Family's call to end violence

Wendy and Alan Marshall are the least likely revolutionaries you will ever find.

The New Zealand couple are polite, well spoken and believe in God, love and family.

If you ask them, they say they feel blessed.

But the Marshalls have also endured unimaginable tragedy and suffering through three murder trials in the past three years after the violent deaths of their son Andy and nephew Scott.

Now, they say, enough is enough. They want the violence to stop.

Andy died when he was pushed out of the upstairs window of the Ocean Beach Hotel by bikie associate Stefan Schmidt.

A random intersection of lives found Andy talking to female acquaintances of Mr Schmidt at the Cottesloe hotel in May 2011.

Mr Schmidt was angry, having argued with a Maori friend he considered a brother.

When he saw Andy Marshall cheerfully talking to the women he snapped, telling the musician to f . . . off, before pushing out a powerful left arm.

Glass broke, Mr Marshall toppled and landed on the concrete footpath 5m below.

In 2012, Mr Schmidt was convicted of murder and jailed for 14 years.

But he appealed successfully, and was granted a retrial, which took place in front of Justice John McKechnie last week.

Mr Schmidt pleaded guilty to manslaughter, but not murder, which he denied on the basis he never intended Mr Marshall to go through the window.

As they were the first time, Wendy and Alan Marshall were there every day, reliving the horrific last moments of their son's life.

They had heard it all before but it did not make it any easier. "You are clicking in and out of two worlds almost, you feel you are listening in on someone else's story and someone else's life," Mr Marshall said. "They talk about a body going through the window - and then you realise that is your son, and this is our life.

"It is dramatic and it is hard."

It is also all too familiar.

Mrs Marshall's sister Jo is in Perth supporting her family with unwanted insight.

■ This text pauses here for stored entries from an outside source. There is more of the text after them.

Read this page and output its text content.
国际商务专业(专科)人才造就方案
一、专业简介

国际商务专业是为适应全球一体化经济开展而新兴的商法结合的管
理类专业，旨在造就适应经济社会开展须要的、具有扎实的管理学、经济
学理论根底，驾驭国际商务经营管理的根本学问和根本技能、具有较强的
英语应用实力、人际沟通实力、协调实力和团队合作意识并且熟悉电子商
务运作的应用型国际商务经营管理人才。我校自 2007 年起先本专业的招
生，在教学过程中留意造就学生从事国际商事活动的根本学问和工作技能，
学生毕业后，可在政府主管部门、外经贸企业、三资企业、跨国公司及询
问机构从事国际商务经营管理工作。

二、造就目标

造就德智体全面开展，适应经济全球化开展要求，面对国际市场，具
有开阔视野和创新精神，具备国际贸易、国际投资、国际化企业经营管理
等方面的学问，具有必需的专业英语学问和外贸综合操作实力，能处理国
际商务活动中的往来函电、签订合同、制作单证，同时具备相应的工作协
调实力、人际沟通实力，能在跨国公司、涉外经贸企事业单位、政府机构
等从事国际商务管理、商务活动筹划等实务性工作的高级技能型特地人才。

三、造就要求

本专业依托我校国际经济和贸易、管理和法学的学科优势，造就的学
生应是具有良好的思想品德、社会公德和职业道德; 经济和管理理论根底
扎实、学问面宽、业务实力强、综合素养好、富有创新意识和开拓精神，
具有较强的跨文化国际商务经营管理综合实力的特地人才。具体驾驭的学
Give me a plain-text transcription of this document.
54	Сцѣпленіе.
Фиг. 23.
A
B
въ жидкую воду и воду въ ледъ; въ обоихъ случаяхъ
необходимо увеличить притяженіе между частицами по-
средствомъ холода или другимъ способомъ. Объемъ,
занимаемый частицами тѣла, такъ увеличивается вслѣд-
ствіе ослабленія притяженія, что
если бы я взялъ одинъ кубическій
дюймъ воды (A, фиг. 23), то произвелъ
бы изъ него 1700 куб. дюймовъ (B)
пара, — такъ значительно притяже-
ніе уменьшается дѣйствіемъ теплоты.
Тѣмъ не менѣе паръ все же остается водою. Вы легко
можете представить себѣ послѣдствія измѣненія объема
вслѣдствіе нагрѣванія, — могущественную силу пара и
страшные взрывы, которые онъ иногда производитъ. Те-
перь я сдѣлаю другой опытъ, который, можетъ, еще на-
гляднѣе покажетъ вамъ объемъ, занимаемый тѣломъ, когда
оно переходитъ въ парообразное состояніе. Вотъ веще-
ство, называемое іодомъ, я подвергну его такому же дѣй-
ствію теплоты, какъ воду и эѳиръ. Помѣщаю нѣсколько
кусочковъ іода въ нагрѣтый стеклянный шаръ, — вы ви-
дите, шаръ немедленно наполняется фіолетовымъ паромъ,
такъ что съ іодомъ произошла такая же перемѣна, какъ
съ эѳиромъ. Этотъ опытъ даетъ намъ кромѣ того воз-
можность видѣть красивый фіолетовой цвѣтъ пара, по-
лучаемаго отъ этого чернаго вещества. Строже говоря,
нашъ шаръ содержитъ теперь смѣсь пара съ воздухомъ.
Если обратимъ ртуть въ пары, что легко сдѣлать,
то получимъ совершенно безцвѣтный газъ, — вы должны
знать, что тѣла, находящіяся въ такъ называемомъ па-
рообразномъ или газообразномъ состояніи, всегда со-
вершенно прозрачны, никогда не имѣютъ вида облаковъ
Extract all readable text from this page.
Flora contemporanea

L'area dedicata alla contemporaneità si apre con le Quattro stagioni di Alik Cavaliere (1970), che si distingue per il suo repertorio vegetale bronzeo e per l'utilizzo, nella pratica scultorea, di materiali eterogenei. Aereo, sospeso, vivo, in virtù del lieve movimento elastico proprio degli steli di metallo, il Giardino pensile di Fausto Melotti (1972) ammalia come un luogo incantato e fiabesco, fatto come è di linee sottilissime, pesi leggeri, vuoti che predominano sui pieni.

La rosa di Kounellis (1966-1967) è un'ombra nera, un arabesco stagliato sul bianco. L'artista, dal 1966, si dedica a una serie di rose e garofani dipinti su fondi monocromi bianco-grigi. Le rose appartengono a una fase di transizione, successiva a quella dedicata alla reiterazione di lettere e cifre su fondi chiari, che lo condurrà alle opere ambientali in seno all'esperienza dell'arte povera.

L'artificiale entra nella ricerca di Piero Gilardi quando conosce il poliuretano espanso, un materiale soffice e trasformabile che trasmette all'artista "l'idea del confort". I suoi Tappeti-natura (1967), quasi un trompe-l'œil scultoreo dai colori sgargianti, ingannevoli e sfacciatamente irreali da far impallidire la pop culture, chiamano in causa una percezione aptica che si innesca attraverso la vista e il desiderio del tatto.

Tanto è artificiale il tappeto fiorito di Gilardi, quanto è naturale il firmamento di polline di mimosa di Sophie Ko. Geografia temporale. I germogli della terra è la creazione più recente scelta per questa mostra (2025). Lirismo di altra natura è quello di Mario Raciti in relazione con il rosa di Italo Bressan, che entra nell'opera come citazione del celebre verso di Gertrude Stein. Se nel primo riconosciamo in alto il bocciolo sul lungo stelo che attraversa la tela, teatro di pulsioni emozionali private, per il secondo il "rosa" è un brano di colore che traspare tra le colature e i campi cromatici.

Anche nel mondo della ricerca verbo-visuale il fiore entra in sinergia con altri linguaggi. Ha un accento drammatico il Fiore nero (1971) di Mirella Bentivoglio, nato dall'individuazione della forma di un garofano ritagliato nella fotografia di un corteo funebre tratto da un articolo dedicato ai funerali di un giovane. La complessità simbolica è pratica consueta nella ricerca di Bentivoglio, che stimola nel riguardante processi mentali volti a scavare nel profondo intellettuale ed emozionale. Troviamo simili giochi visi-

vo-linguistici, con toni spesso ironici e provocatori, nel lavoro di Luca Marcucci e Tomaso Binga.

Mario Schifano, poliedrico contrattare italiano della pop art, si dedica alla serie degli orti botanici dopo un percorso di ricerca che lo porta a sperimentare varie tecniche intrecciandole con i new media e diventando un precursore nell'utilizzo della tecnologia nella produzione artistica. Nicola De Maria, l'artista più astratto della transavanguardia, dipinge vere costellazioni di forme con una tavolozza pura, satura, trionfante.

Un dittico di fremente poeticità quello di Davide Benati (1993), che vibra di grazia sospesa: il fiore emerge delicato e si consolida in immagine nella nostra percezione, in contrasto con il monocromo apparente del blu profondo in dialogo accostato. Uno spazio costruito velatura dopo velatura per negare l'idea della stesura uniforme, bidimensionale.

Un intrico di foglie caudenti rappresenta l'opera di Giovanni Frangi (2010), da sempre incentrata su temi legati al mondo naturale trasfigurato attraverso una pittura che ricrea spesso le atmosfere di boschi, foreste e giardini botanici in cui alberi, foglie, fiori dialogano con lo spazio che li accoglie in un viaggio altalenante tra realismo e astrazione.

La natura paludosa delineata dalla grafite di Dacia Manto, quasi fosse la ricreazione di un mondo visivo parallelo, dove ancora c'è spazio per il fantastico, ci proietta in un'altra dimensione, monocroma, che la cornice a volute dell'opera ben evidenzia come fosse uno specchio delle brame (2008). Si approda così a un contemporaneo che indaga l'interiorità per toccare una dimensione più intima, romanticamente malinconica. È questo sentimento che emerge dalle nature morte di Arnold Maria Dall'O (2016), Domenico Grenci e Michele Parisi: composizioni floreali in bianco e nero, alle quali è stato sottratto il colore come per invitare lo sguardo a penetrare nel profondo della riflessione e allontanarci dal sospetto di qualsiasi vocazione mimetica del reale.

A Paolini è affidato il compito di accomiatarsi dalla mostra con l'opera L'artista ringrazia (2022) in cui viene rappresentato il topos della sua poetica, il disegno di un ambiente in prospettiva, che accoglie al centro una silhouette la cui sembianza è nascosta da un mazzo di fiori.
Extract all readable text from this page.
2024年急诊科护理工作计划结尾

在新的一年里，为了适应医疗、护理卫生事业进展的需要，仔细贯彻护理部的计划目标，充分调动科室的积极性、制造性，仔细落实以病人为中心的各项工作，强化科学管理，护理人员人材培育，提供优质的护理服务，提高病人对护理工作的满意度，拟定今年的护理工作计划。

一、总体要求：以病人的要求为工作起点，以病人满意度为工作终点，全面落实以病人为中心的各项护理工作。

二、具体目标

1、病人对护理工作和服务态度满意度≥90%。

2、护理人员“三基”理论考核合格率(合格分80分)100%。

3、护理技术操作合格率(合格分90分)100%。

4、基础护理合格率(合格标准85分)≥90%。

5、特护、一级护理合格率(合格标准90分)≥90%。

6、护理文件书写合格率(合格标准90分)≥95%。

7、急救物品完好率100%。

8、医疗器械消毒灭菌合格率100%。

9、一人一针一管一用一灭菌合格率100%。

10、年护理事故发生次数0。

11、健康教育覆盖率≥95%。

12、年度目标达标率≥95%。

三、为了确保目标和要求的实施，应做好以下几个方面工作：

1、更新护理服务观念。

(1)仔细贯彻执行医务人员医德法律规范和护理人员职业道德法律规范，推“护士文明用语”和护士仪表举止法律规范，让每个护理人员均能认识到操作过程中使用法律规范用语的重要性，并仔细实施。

Cruelly, her son Scott Guy's life was ended violently by the hand of another, when he was shot at the gate of the family farm in Feilding in New Zealand.

In one of the country's highest- profile court cases in years, Mr Guy's brother-in-law Ewen Macdonald was charged with his murder but acquitted after a four-week trial. He was jailed later, after it was revealed he had killed 19 calves and vandalised a home being built by Mr Guy and his wife Kylee.

"To come here and go through another trial is compounding and bringing it all back in detail," Mrs Marshall said. "But we made a decision right at the beginning not to be bitter and twisted, because that will ruin our other children's lives as well.

"We have seen it in other families where they have carried bitterness, anger and hatred through and it goes for generations."

What the Marshalls want for future generations is an end to the random violence that has devastated their family, and so many others.

They haven't got a coloured ribbon, or a foundation or a website - just a message they hope people will remember when they see a picture of their son.

"We would like to think it is not just our message - but it is pertinent to use because of what we have experienced," Mr Marshall said. "We hate to think of other people going through what we have gone through. Anything we can do to help another family, or stop this happening to another family is really important.

"Our public places should be safe, our streets should be safe - our homes. When is enough enough, and when does it stop?"